The Danish law was part of a larger agreement with the purpose of avoiding that foreign contractors would be chosen instead of Danish contractors because of the difference in the taxation system and salary expenses.
For the Fehmarn project, this means that when the joint ventures purchase services either from a group company or an external subcontractor to perform work in Denmark, the joint venture will now to a larger extent be responsible for payment of taxes and social security from the first day where the persons that are performing the services are present in Denmark.
These aspects are, therefore, relevant to include when considering the costs calculations and compliance for the Fehmarn project.
Changes to Taxation of Hiring out of labor
Taxation of hiring out of labor is tightened with the aim of preventing foreign workers from avoiding Danish tax when working in Denmark for Danish enterprises, joint ventures under certain sub-contractor arrangements, where the responsibility and risk, etc., for the work still lies with the employee's foreign employer, but the work is considered an "integral" part of the Danish business.
The new legislation states that when a foreign employee performs work in Denmark for a Danish company, and the work is considered to be an integrated part of the Danish company's business, the employee will be considered to be "hired out labour" to the Danish company.

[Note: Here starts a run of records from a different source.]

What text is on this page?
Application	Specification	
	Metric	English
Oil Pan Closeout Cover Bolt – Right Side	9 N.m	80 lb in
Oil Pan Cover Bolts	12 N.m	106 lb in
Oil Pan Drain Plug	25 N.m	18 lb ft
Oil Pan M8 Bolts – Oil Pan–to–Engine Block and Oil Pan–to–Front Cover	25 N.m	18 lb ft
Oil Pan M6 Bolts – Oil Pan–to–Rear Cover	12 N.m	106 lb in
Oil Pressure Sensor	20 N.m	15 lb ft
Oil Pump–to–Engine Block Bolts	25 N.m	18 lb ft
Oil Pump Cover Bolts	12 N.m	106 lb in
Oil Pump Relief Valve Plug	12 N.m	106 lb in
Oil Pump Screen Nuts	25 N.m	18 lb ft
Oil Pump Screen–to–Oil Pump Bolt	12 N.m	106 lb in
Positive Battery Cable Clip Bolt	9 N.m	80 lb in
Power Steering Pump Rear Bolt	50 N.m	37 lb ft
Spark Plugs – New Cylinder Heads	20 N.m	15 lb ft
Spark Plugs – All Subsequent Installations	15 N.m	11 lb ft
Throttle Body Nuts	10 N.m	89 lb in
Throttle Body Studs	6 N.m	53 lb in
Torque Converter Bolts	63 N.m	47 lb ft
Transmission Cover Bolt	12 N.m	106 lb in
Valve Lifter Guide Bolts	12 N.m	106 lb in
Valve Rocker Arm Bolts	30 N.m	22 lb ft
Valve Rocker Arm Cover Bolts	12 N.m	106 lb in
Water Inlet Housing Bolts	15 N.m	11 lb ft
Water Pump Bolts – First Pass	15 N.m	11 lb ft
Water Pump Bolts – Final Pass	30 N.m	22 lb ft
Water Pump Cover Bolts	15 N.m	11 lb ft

Many Double Tax Treaties stipulate that the 183-day-rule does not apply to "hired out labour" Thus, although the contract between the companies is an enterprise/construction contract, the employee will be considered liable for taxes according to the hiring out of labour tax regime, even if he does not stay or work in Denmark on more than 183 days.
The taxation is that of 8% AM-contribution tax and a gross 30% hiring out of labour tax (for non-residents). The reporting and withholding obligation of the Danish taxes lies with the Danish company or joint venture.
According to the Danish Ministry of Taxation, the legislation is now in line with the OECD guidelines in relation to hiring out of labor. The new rules have effect on sub-contractor arrangements that are concluded or changed after the effective date of the passed bill (i.e. 20 September 2012). For existing sub-contractor contracts, the new rules have effect from 1 October 2013.
If other countries do not share Denmark's interpretation of subcontractor arrangements as described above, this can give rise to double taxation. Take a German resident who works in Denmark for five months (less than 183 days) as part of a construction contract concluded between his German employer and a Danish company. According to the Double Tax Treaty between Denmark and Germany, the 183-day-rule is not applied to "hired out labour".
As a consequence, the individual becomes subject to Danish tax if the new prerequisites described above are met: Denmark regards him as "hired out labor" for Treaty purposes and taxes his salary regardless of the fact that he did not work in Denmark on more than 183 days. Germany, on the other hand, does not necessarily regard the subcontractor arrangement as "hiring out labour". In this case, Germany would also claim to tax his salary because he did not work in Denmark on more than 183 days.
Change to Taxation
Change to Taxation of individuals who are in Denmark more then 183- days in a 12 month period. Taxation for individuals that are employed by a foreign company without permanent establishment in Denmark is also tightened with the new legislation.
A regulation has now been incorporated that allows Denmark to tax persons who are working in Denmark for more than 183 days in any 12-month period, i.e. also when working for a non-Danish employer without a permanent establishment in Denmark and without being a person who is hired out labour.
The regulation is now in accordance with most of the Danish tax treaties. Danish taxation can in certain cases still be avoided if the individual is from e.g. Germany where the double taxation agreement is counting days not based on a 12 month period, but based on a calendar year.
The new regulation has effect from 20 September 2012. The calculation of the 183 days will commence on 20 September 2012.